I thought I’d give you the courtesy of explaining why I’m turning you down, and why I suspect many of my fellow Christian guys have not jumped at the chance. (Although some have – each to their own!)
It’s not just about sex. It’s not just that we have different views on the place of sex in a relationship; it’s not even mostly that. There would be three of us on this date and that would be awkward. I believe in God, and I don’t just believe in Him in a benevolent deity, far removed but originator of the universe kind of way. I believe in a God who is actively involved in all of the world, in all of its corners and inhabitants, who cares what goes on. I want to involve God in my life, and that means He’s not just a private belief, a private eccentricity like building model train sets that can be confined to the attic and annexed from a couple’s life.
I can’t not believe in God, I can choose to ignore Him, I can choose to live life as though He isn’t there. But God is not only something I believe in, He is what illuminates and frames my life and the choices I make in it.
Ok, it is also about sex. You make it pretty clear you’d want to live with a guy before you got married and sex is a pretty important part of a relationship for you. And I don’t think that way. And however well our date went, however much I charmed you, however much I was enthralled by you, if the chemistry was incredible, if the fun was contagious. There would be a question, one that cannot be ignored: what next?
Woah! Hold on. That’s pretty heavy for contemplating a first date, and not even a regular one at that but one designed under a brilliant and slightly bizarre adventure, you may say. And yes, I’ve read your blog, I love it, I’m even getting some ideas and tips for future dates of my own.
But what’s the point in a date unless it looks forward, unless there is some sort of goal in mind? However much you are enjoying the now, it is never just about the now: the now is a prelude to the future. I want to date someone who shares my faith, who, when we look out on life and the world around us, is seeing the same vista that I am. A vista where God is the central actor, with our lives as a dance that includes Him as we see whether it’s a quick sashay across the room or a tango down the aisle.
I want to date, go out with, and hopefully eventually marry someone who sees the world through the same lens I do. I want to see life through the same lens they see it.
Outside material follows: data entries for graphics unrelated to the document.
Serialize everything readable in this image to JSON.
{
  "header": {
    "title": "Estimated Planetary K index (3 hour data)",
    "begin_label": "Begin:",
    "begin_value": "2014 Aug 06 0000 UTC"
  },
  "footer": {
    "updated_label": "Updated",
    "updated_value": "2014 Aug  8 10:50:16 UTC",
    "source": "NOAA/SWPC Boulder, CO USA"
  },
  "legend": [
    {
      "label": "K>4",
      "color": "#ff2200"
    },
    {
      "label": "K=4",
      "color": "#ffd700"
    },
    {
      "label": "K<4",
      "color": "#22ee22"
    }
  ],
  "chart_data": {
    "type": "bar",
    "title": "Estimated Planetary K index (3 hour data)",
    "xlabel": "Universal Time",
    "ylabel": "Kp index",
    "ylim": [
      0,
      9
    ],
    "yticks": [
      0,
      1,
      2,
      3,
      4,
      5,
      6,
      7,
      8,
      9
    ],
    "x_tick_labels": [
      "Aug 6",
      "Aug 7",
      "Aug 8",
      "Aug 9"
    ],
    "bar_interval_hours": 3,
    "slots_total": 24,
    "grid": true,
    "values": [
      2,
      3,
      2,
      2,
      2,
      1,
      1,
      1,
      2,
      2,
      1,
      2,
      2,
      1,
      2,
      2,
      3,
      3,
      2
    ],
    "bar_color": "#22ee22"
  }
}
I don’t think this is unreasonable, I don’t think it’s abnormal, in fact I think it’s pretty standard. Every relationship involves compromise, some give and take, some changes to each as they get to know the other. But I think it helps if you are both playing the same game on the same playing field.
It doesn’t diminish my respect for, and friendship with, people who see the world differently to me, who do not believe in God or live their lives in response to that, but it does mean that I don’t want to date them.
So we could go out, we could have a few drinks, a few laughs and it would be great. I’d take your hint, book a table and find a quirky activity that would set me out from the crowd. But it wouldn’t be a date. A date has some prospect, some hint however remote, that it might become something more.
I wish you well with your dates, you’ve had some offers from threads readers already, but it won’t be me.